4. True or False: Proteins, carbohydrates, and fats all get broken down into acetyl-CoA.
A. True
B. False
CORRECT ANSWER A — True
RATIONALE Acetyl-CoA is the central convergence point of catabolism. Carbohydrates are broken down through glycolysis
to pyruvate, which is oxidatively decarboxylated to acetyl-CoA. Fats undergo beta-oxidation, which cleaves
fatty acyl-CoA molecules into acetyl-CoA units. Proteins are degraded to amino acids, many of which are
deaminated and converted to pyruvate, acetyl-CoA, or TCA cycle intermediates. Thus all three major fuel
sources can feed into the acetyl-CoA pool for entry into the citric acid cycle.

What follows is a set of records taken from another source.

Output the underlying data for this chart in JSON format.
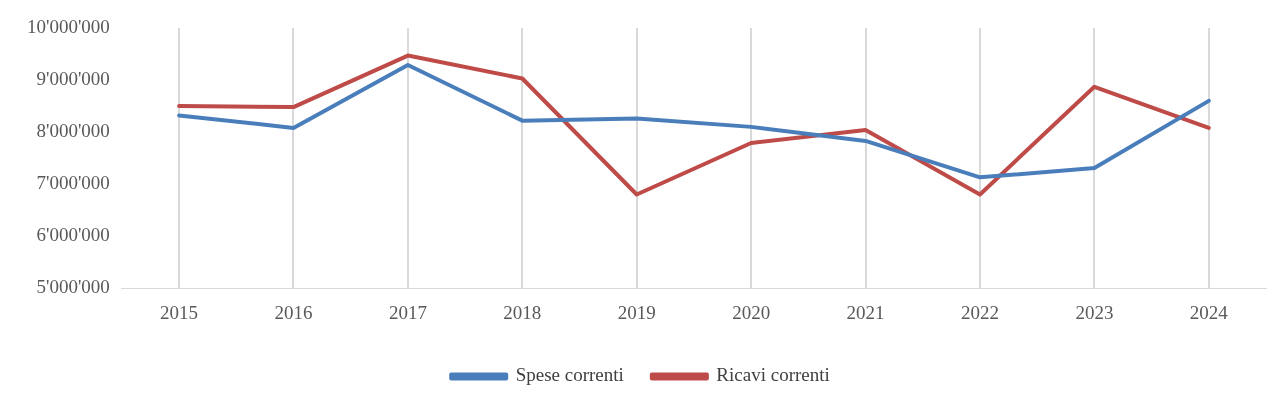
{
  "chart_data": {
    "type": "line",
    "categories": [
      "2015",
      "2016",
      "2017",
      "2018",
      "2019",
      "2020",
      "2021",
      "2022",
      "2023",
      "2024"
    ],
    "series": [
      {
        "name": "Spese correnti",
        "color": "#4a7ebb",
        "values": [
          8320000,
          8080000,
          9290000,
          8220000,
          8260000,
          8100000,
          7830000,
          7130000,
          7310000,
          8600000
        ]
      },
      {
        "name": "Ricavi correnti",
        "color": "#be4b48",
        "values": [
          8500000,
          8480000,
          9470000,
          9030000,
          6800000,
          7790000,
          8040000,
          6800000,
          8870000,
          8080000
        ]
      }
    ],
    "ylim": [
      5000000,
      10000000
    ],
    "yticks": [
      {
        "value": 5000000,
        "label": "5'000'000"
      },
      {
        "value": 6000000,
        "label": "6'000'000"
      },
      {
        "value": 7000000,
        "label": "7'000'000"
      },
      {
        "value": 8000000,
        "label": "8'000'000"
      },
      {
        "value": 9000000,
        "label": "9'000'000"
      },
      {
        "value": 10000000,
        "label": "10'000'000"
      }
    ],
    "grid": "x",
    "legend": "bottom",
    "marker": "none",
    "line_style": "solid"
  }
}
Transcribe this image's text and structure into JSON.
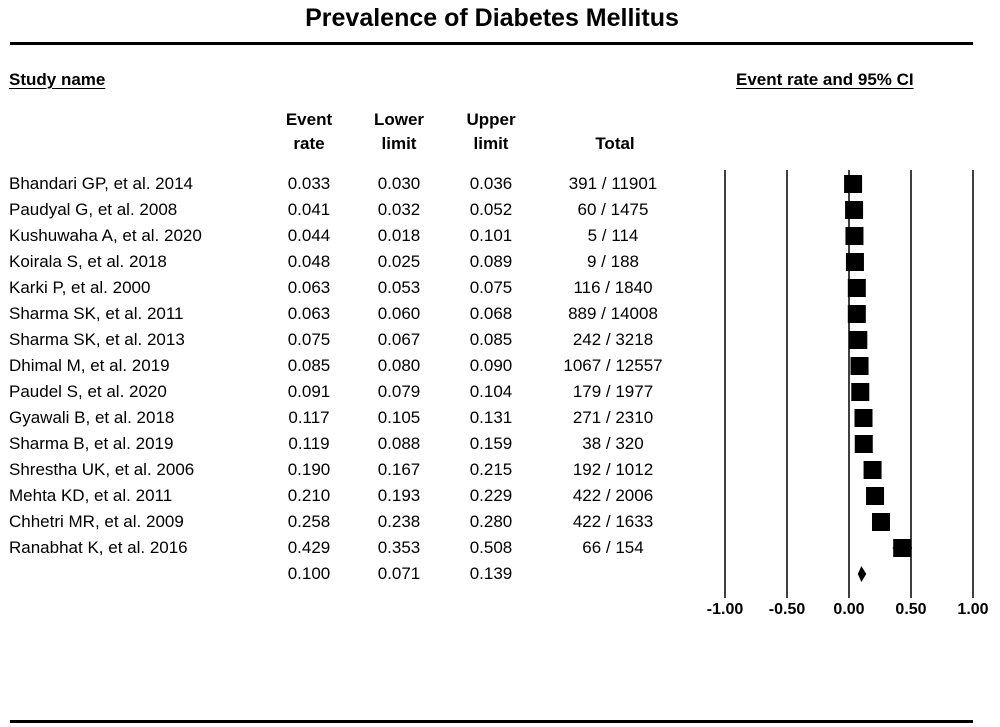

5. True or False: A fat is a lipid molecule that is a solid at room temperature.
A. True
B. False
CORRECT ANSWER A — True
RATIONALE The operational definition distinguishes fats (solid at room temperature) from oils (liquid at room
temperature). Both are triacylglycerols (triglycerides), but fats contain a higher proportion of saturated fatty
acids that pack tightly, raising the melting point. Oils contain more unsaturated fatty acids whose cis double
bonds introduce kinks that prevent tight packing, keeping them liquid at ambient temperature. This physical
state distinction is a classic definition in lipid biochemistry.
6. In DNA, guanine always pairs with _____.
A. Thymine
B. Guanine
C. Uracil
D. Cytosine
E. Both A and B
CORRECT ANSWER D — Cytosine
RATIONALE Watson-Crick base pairing rules: In DNA, adenine (A) pairs with thymine (T) via two hydrogen bonds, and
guanine (G) pairs with cytosine (C) via three hydrogen bonds. This complementary base pairing is
fundamental to the double helix structure, DNA replication, and transcription. In RNA, uracil (U) replaces
thymine and pairs with adenine. Guanine always pairs with cytosine in both DNA and RNA; it never pairs with
thymine, uracil, or itself under normal Watson-Crick geometry.